In our study, we evaluated the kinetics of inflammatory variables including CRP and PCT in terms of their prognostic power in predicting mortality in patients with nosocomial BSI. The main finding of the study is that ∆PCR is significantly more effective in predicting 28-day mortality than ∆CRP and ∆PCT alone. There are several studies investigating the predictive value of inflammatory indicators such as CRP and PCT in mortality in critically ill patients [5, 8, 26, 27]. According to our knowledge, this is the first article reporting the association between ∆PCR and hospital mortality in patients with nosocomial BSI. Our data suggest that combined assessment of ΔPCT and ΔCRP could increase the predictive value of these parameters. For ∆PCR, it was found that the intersection point of -0.05 is predicting the 28 days mortality by ROC curve. The results of this study make contribution to the literature on the prognostic role of ∆PCR on mortality in critically ill patients.

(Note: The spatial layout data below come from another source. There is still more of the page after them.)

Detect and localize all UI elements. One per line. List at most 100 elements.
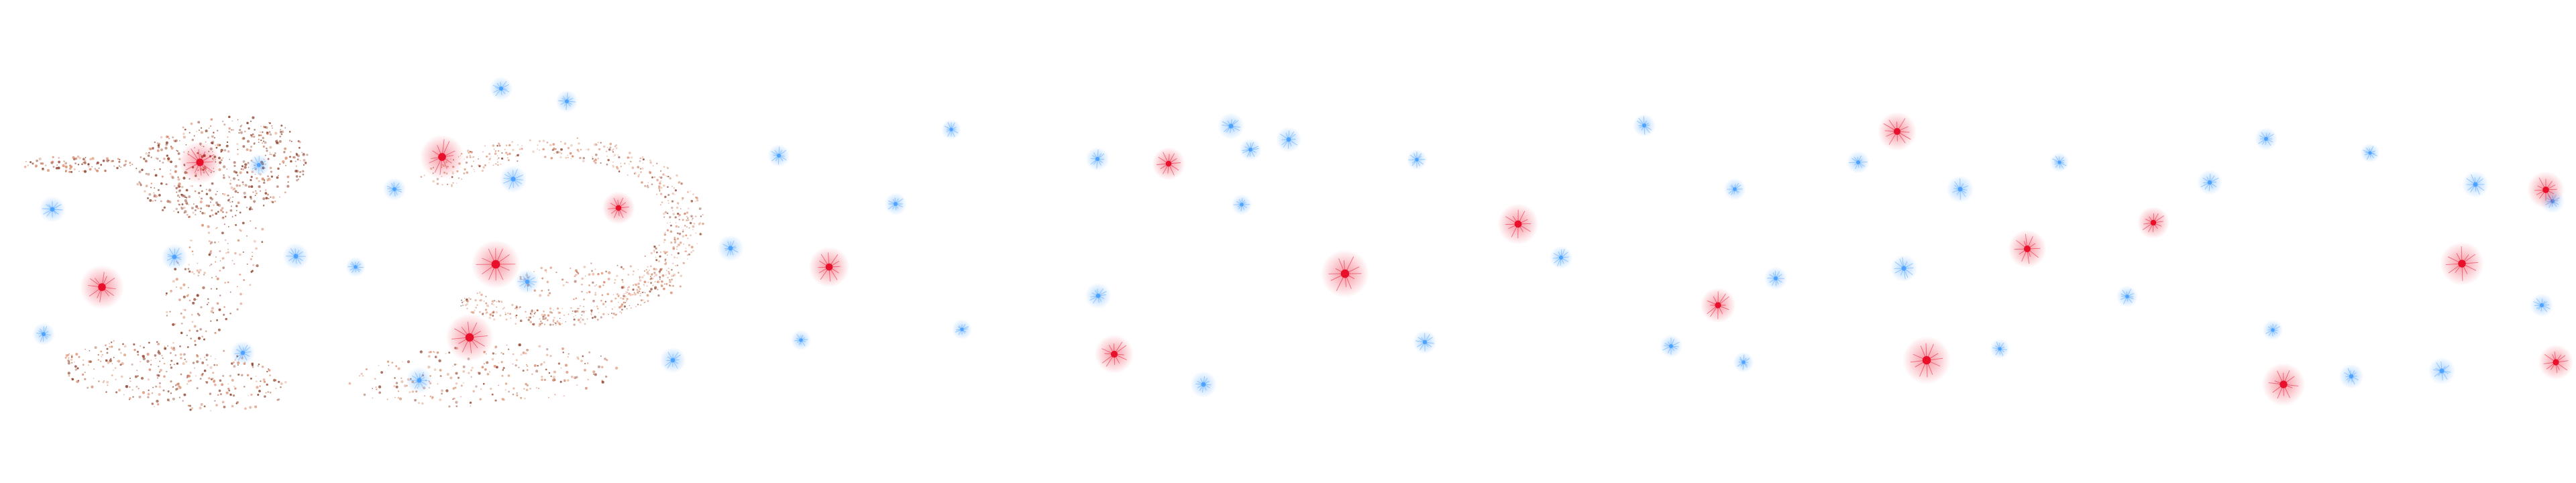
- dust-particle: [649, 161, 652, 164]
- dust-particle: [525, 388, 529, 392]
- dust-particle: [207, 302, 209, 304]
- dust-particle: [482, 313, 484, 315]
- dust-particle: [67, 354, 70, 356]
- dust-particle: [231, 405, 234, 408]
- dust-particle: [232, 177, 236, 180]
- dust-particle: [194, 367, 196, 369]
- blue-sparkle-icon: [1733, 352, 1754, 373]
- dust-particle: [548, 292, 551, 294]
- dust-particle: [508, 152, 511, 155]
- dust-particle: [478, 164, 481, 168]
- dust-particle: [538, 140, 541, 143]
- dust-particle: [142, 357, 146, 360]
- dust-particle: [372, 388, 374, 389]
- dust-particle: [667, 203, 669, 204]
- dust-particle: [223, 405, 226, 409]
- dust-particle: [262, 197, 266, 201]
- dust-particle: [380, 371, 383, 374]
- dust-particle: [497, 164, 499, 166]
- dust-particle: [129, 377, 131, 379]
- dust-particle: [210, 356, 212, 357]
- dust-particle: [182, 295, 186, 299]
- dust-particle: [153, 195, 156, 198]
- blue-sparkle-icon: [1659, 334, 1683, 358]
- dust-particle: [669, 279, 671, 281]
- dust-particle: [172, 346, 175, 350]
- dust-particle: [118, 348, 121, 351]
- dust-particle: [182, 126, 184, 129]
- dust-particle: [234, 252, 237, 255]
- dust-particle: [462, 365, 466, 368]
- dust-particle: [517, 144, 519, 146]
- dust-particle: [176, 387, 179, 390]
- dust-particle: [555, 151, 559, 154]
- dust-particle: [78, 170, 80, 172]
- dust-particle: [492, 311, 495, 313]
- dust-particle: [147, 392, 150, 396]
- dust-particle: [573, 298, 575, 301]
- dust-particle: [170, 146, 174, 150]
- dust-particle: [677, 232, 679, 235]
- dust-particle: [258, 185, 261, 189]
- dust-particle: [246, 172, 249, 174]
- dust-particle: [663, 241, 665, 244]
- dust-particle: [632, 288, 635, 291]
- dust-particle: [166, 183, 168, 186]
- dust-particle: [439, 369, 442, 372]
- dust-particle: [268, 131, 271, 133]
- dust-particle: [650, 252, 653, 255]
- dust-particle: [258, 180, 260, 182]
- dust-particle: [215, 228, 217, 229]
- dust-particle: [205, 189, 207, 191]
- dust-particle: [244, 407, 247, 410]
- dust-particle: [236, 174, 239, 176]
- dust-particle: [686, 254, 688, 256]
- dust-particle: [692, 250, 694, 252]
- dust-particle: [52, 166, 55, 168]
- dust-particle: [183, 207, 186, 209]
- dust-particle: [669, 280, 672, 284]
- dust-particle: [203, 274, 205, 276]
- dust-particle: [233, 161, 236, 164]
- dust-particle: [685, 250, 688, 252]
- dust-particle: [579, 321, 582, 323]
- dust-particle: [528, 316, 531, 319]
- dust-particle: [237, 148, 239, 150]
- dust-particle: [472, 390, 475, 392]
- dust-particle: [669, 177, 672, 180]
- dust-particle: [174, 170, 178, 173]
- dust-particle: [152, 147, 154, 150]
- dust-particle: [235, 223, 237, 226]
- dust-particle: [188, 264, 190, 266]
- dust-particle: [242, 183, 244, 186]
- dust-particle: [498, 144, 501, 147]
- dust-particle: [676, 206, 679, 209]
- dust-particle: [197, 274, 200, 277]
- dust-particle: [675, 222, 677, 223]
- dust-particle: [101, 354, 103, 356]
- dust-particle: [165, 141, 168, 144]
- red-sparkle-icon: [602, 191, 635, 225]
- dust-particle: [541, 277, 544, 280]
- dust-particle: [169, 352, 172, 354]
- dust-particle: [209, 252, 212, 255]
- dust-particle: [494, 163, 496, 165]
- dust-particle: [205, 330, 207, 333]
- dust-particle: [643, 284, 645, 286]
- dust-particle: [507, 157, 508, 159]
- dust-particle: [601, 294, 604, 297]
- dust-particle: [23, 166, 27, 168]
- dust-particle: [154, 141, 156, 144]
- dust-particle: [658, 260, 660, 262]
- dust-particle: [75, 352, 78, 356]
- dust-particle: [231, 201, 233, 203]
- dust-particle: [490, 156, 492, 158]
- dust-particle: [517, 160, 519, 162]
- dust-particle: [168, 400, 170, 402]
- dust-particle: [258, 142, 260, 143]
- dust-particle: [172, 323, 175, 326]
- dust-particle: [170, 366, 173, 369]
- dust-particle: [452, 365, 454, 367]
- dust-particle: [605, 270, 607, 273]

Timely diagnosis and treatment are required to reduce bacteremia-related morbidity and mortality . Serum PCT and CRP have good clinical diagnosis and prognostic value for patients with sepsis and septic shock. Kinetic studies of PCT and CRP may increase sensitivity and accuracy when evaluating the prognosis of patients with sepsis and septic shock . They have been used for early detection of infection and directing antibiotic therapy . PCT level was higher in patients with nosocomial BSI and was more useful for predicting nosocomial BSI than CRP or white blood cell count . PCT change faster than CRP in response to bacterial infection, and proper antibiotic therapy is associated with a rapid decrease in PCT levels . A systemic review and meta-analysis study showed that PCT levels were significantly different between surviving and non-surviving sepsis patients . The prognostic value of CRP and PCT kinetics has been studied in several types of infection, with mortality as the main outcome variable. Initial CRP and PCT cannot be considered useful markers in patients with acute and chronic conditions . In recent studies, different results have been observed on the relationship of PCT and CRP levels with mortality [30, 31]. CRP and PCT kinetics in the first days were associated with use of appropriate (active) empirical therapy [26, 32]. A large multicenter prospective study showed that the decrease in PCT levels by more than %80 was a predictor of mortality and can be used in managing sepsis . In another prospective study, initial levels of CRP and PCT and their combinations in patients with sepsis, were found to have limited value in predicting 28 days mortality . In our study, we did not find basal (day 1 of BSI) levels of CRP, PCT and PCR significant at 28-day mortality. However, we found the kinetics that reflect the differences between the 5th and 1st days to predict mortality. In particular, PCR kinetics was remarkable in terms of prediction (OR = 36.8). It is thought that PCR kinetics are thought to be superior in predicting mortality due to PCT levels rises and falls earlier than CRP and CRP are affected more by non-infectious diseases than PCT.
Recently, there were reports on the benefit of the PCR in various infectious conditions of adult patients. In a study on the adult pneumonia, log PCR was significantly higher in patients with Legionella pneumonia compared with pneumococcal pneumonia concluding that PCR resulted in excellent discrimination between infections caused by these two pathogens. It was because increase of CRP was more significant than PCT in Legionella pneumonia patients. . Similarly, different increasing patterns of CRP and PCT were found in suspected sepsis group and the proven sepsis group in the present study, which was reflected in the decreased log PCR as well . In addition, Hangai et al. reported that PCR showed best performance in discrimination between tumor fever and infection induced fever in patients with hematological diseases (CRP AUC 0.67, PCT AUC 0.70, and PCR AUC 0.75). These results implicate that PCT and CRP differently respond to various infectious conditions, which makes PCR as a potential tool in differentiation of various infectious diseases . In other study, PCR showed highest AUC compared with CRP and PCT in discrimination of proven sepsis and suspected sepsis in neonates even though there was no statistical difference . In our study, ROC analysis showed that PCT was more useful than CRP in terms of the AUC. Furthermore, ∆PCR was the best test to discriminate between surviving and non-surviving, showing the highest AUC.
Although, there are many scoring systems used to estimate the prognosis of critically ill patients, the ∆PCR is valuable because it is relatively simple and easy to use in all settings. However, there are several limitations of this study. Firstly, it is a retrospective single center study done on a selected population. There may have been some selection bias because of the study’s retrospective design. The patient population might be heterogenous because of various hospitalization settings, including intensive care units. Secondly, PCT and CRP results were reported routinely at our hospital so our clinicians were not blind to the results. This can cause bias and effect the predictive value of PCR. Thirdly, we couldn’t investigate the associations of general mortality because cases without BSIs and nosocomial infections other than BSIs were excluded. Nonetheless, PCR was not used in follow up or making up critical decisions for patients.